また、貴公庫では、毎年、会社に対して回収金の回収状況等について実地調査を行っている。本院において、貴公庫が63年度及び元年度に実施した実地調査の結果についてみると、回収報告漏れとなっている総数は、449件(これらに係る支払保険金計1,133,680千円、回収金計153,165千円、公庫納付金計62,123千円)と多数に上っていた。このような事態に対して、貴公庫では、回収報告漏れへの対応は個別の納付処理をさせている状況に留まっていて、原因を分析し、回収報告漏れに対する抜本的な対策を講じていなかった。
(是正改善を要する事態)
上記のとおり、回収報告漏れが多数生じ、多額の公庫納付金が納付されていないのに、貴公庫において、これに対する対策を講じていないことは適正な事業運営とは認められない。また、本保険の保険金が保険料と公庫納付金とで構成されていて、公庫納付金を適切に納付させることが事業の運営に不可欠であることにかんがみ、早急に是正改善を図る必要があると認められる。
(発生原因)
このように回収報告漏れが多数発生している原因についてみると、それぞれの会社において、〔1〕 回収金の納付についての重要性の認識が十分でないこと、〔2〕 回収金の取扱いについての内部の事務処理体制が十分でないことなどにもよるが、貴公庫において、次のように適切でない点があったことによると認められた。
(ア) 会社において、回収金に係る一連の処理状況を適切に把握するために必要な事故債権管理台帳等が整備されていないのに、これを整備させるための措置を執っていない。
(イ) 実地調査を補完するため、会社に対し回収金の回収状況を調査させ、その結果を報告させる措置を講ずる要があるのに、これを行っていない。
(ウ) 保険金の支払後、回収の見込みがあるものを重点的に管理できるような債権管理の体制が執られていない。

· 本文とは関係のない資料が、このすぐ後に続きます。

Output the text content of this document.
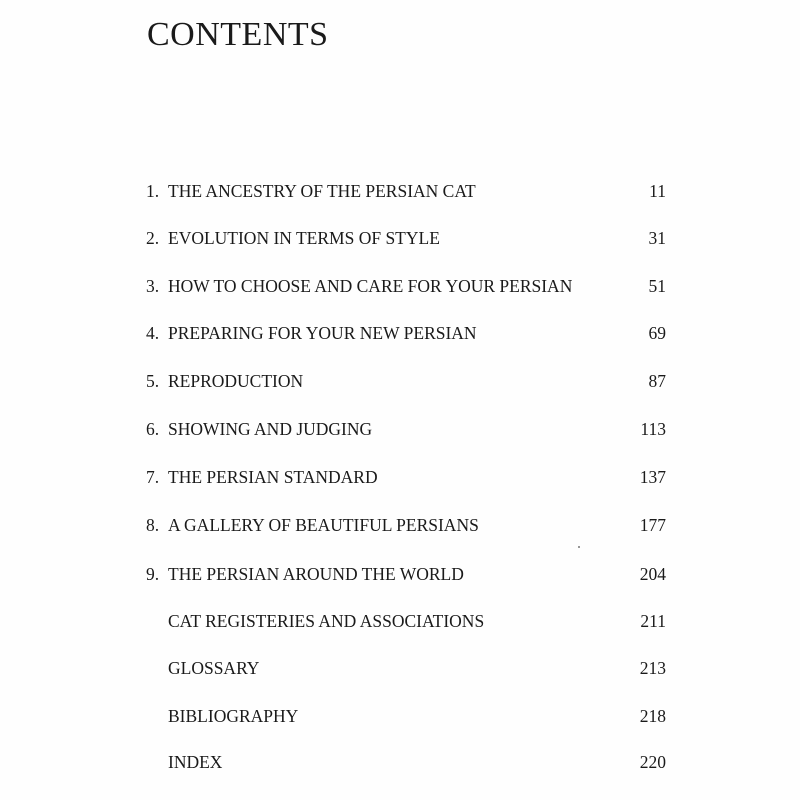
CONTENTS
1. THE ANCESTRY OF THE PERSIAN CAT	11
2. EVOLUTION IN TERMS OF STYLE	31
3. HOW TO CHOOSE AND CARE FOR YOUR PERSIAN	51
4. PREPARING FOR YOUR NEW PERSIAN	69
5. REPRODUCTION	87
6. SHOWING AND JUDGING	113
7. THE PERSIAN STANDARD	137
8. A GALLERY OF BEAUTIFUL PERSIANS	177
9. THE PERSIAN AROUND THE WORLD	204
CAT REGISTERIES AND ASSOCIATIONS	211
GLOSSARY	213
BIBLIOGRAPHY	218
INDEX	220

(エ) 過怠金制度が、回収報告漏れの防止策として十分機能していないと認められるのに、これに対する改善策を講じていない。
(オ) 公庫納付金の適切な納付が本保険事業の運営にとって重要であることを、会社に対して周知徹底していない。
3 本院が要求する是正改善の処置
本保険事業は、リース取引等の現状からみて、今後もその規模が拡大していくことが 予想されることにかんがみ、貴公庫において次の処置を執ることによって、回収金に係る公庫納付金の確保に努め、本保険事業の適正な運営を図る要があると認められる。
(ア) 会社に対し、事故債権管理が適切に行えるように事故債権管理台帳等を整備することを指導する。
(イ) 従来の回収の都度の報告のほかに、定期的に会社に対し回収状況について見直しをさせ、その結果を書面で報告させるシステムを導入する。
(ウ) 回収の見込みのあるものを重点的に管理できる方法を検討し、管理、回収事務をより効果的に行う。
(エ) 過怠金に関する率を見直し、現行の過怠金制度を強化する。
(オ) 制度説明会や実地調査の機会を捉え、会社に対し、本保険事業における公庫納付金の重要性をより一層認識させるとともに、事務処理体制の整備を指導する。